Imagen: Yolanda Quijano

La narrativa hegemónica se construye con silencios tan eficaces como sus enunciados. Cada ausencia en el canon oficial es una decisión política. Cada científico, autor o artista que no se premia, no se traduce o no se visibiliza, obedece a una lógica de poder que decide qué voces importan y cuáles deben permanecer al margen.

Las redes sociales, lejos de democratizar el espacio público, lo han convertido en un terreno aún más peligroso: el inconsciente colectivo es ahora digital, instantáneo y violento. El miedo a ser “cancelado” o “bloqueado”, a disentir de lo que se espera, genera una autocensura que actúa antes que el pensamiento. Quedar bien con las mayorías se ha vuelto una forma de supervivencia estética y existencial. Cuantas menos preguntas sobre el yo y más respuestas sobre el “deber ser” del momento, más placentero —y más vacío— se vuelve el viaje.

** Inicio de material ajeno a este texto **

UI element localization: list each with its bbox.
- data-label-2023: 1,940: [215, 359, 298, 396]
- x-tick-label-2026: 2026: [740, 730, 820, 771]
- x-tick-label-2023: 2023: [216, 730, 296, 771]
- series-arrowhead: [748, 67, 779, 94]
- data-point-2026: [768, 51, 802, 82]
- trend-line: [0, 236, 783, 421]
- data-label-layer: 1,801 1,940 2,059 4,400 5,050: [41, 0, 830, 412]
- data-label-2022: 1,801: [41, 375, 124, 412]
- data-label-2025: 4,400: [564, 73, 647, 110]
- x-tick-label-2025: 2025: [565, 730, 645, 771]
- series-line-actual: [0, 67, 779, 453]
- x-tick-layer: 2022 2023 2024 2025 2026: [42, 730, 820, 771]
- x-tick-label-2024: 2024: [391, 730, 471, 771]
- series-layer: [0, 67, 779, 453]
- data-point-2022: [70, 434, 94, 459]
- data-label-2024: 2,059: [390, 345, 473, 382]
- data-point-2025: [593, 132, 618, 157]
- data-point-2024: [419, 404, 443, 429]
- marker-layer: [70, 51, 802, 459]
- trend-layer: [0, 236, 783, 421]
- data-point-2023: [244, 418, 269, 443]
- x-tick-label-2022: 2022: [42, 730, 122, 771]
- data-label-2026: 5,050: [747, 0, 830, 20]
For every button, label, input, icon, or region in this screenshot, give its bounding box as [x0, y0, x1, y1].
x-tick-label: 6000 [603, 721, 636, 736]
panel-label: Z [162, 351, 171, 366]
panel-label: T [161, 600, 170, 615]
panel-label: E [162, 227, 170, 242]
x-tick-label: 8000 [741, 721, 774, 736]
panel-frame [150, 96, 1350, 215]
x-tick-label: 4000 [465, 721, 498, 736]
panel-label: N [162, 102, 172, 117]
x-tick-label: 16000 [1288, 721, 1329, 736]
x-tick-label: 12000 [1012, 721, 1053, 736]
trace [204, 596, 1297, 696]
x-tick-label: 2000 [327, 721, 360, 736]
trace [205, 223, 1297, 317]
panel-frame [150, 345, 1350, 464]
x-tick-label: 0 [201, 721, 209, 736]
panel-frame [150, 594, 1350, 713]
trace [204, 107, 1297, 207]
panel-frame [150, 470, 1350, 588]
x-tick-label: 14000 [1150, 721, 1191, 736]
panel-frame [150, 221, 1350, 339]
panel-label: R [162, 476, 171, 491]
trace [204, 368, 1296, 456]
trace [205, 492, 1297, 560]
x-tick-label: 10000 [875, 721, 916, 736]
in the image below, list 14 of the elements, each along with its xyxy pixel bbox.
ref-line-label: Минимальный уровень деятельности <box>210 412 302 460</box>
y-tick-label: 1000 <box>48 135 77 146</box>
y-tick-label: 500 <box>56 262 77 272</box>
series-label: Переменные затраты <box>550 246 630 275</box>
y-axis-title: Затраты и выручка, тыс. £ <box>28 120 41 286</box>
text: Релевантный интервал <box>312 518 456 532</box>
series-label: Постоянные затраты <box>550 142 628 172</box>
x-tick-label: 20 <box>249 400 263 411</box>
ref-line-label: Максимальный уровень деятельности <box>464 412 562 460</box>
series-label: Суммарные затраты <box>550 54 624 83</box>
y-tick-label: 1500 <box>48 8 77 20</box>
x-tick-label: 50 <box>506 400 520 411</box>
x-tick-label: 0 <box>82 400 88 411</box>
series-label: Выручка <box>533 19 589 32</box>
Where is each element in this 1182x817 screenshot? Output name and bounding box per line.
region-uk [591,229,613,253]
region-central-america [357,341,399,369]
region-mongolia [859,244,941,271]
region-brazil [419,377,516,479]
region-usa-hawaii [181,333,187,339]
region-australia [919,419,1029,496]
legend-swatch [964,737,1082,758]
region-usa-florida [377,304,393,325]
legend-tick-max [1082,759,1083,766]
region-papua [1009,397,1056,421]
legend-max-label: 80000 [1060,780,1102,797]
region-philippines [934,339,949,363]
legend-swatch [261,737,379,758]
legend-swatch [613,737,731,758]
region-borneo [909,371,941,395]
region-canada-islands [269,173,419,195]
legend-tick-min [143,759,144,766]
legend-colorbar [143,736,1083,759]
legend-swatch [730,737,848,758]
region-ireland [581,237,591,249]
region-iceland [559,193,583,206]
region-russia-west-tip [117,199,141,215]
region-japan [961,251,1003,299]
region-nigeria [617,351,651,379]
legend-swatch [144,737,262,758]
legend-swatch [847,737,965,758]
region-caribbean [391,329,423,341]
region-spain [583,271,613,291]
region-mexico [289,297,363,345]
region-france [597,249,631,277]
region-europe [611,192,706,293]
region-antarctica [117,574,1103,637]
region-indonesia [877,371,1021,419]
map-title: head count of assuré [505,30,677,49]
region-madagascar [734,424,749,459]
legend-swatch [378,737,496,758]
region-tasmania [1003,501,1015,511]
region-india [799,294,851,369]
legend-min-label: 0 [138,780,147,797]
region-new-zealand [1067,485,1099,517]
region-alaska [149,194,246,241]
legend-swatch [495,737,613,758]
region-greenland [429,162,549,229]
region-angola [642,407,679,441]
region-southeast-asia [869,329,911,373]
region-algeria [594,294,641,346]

Pero la cultura no fue hecha para agradar. Fue hecha para decir lo que no se puede decir en otros espacios. La cultura que importa es la que interrumpe el relato dominante, la que señala las fracturas, la que escribe desde la contradicción. Y toda esa cultura —la que duele, la que incomoda, la que denuncia— es profundamente política.

No hay arte fuera de la historia. No hay poesía fuera del conflicto. No hay pensamiento libre dentro de una vitrina. Por eso, cuando Sartre rechazó el Nobel, no solo se negó a una medalla: encarnó la idea de que el escritor, el pensador, el artista, no debe ser parte del decorado, sino una fuerza que lo reconfigura.

Hoy más que nunca —en esta era de slogans reciclables y rebeldías patrocinadas— necesitamos recuperar la mirada incómoda, la que no busca aplausos virtuales ni certificaciones de virtud. Pensar, escribir, crear desde la fricción, no desde el confort tibio del consenso automático. Porque la cultura crítica no nace de la corrección, sino del desacuerdo. Y la política que realmente transforma jamás lo hace sola: necesita una cultura que la incomode, que la contradiga, que le recuerde que cambiar el mundo no es hacer marketing de valores, sino arriesgarse a perder algo en el intento.

Ilustración. Diana Olvera

Manchamanteles 

En la literatura y la música, los antiguos ismos estéticos han sido sustituidos por etiquetas ideológicas que dictan legitimidad. Hoy se valora más la adhesión a los discursos dominantes que la potencia creativa o el riesgo formal. El arte se mide por su corrección simbólica —género, raza, disidencia— y no por su fuerza estética. La música sigue la misma lógica: importa más el mensaje que la composición. Bajo estos nuevos ismos, muchas obras se vuelven panfletos o productos diseñados para agradar al algoritmo moral, mientras la verdadera libertad creativa, nacida del conflicto y la complejidad, se vuelve incómoda y sospechosa.

Narciso el obsceno

Los ismos contemporáneos, al volverse espejos identitarios, ya no buscan transformar el mundo, sino confirmar el narcisismo de quien los enuncia.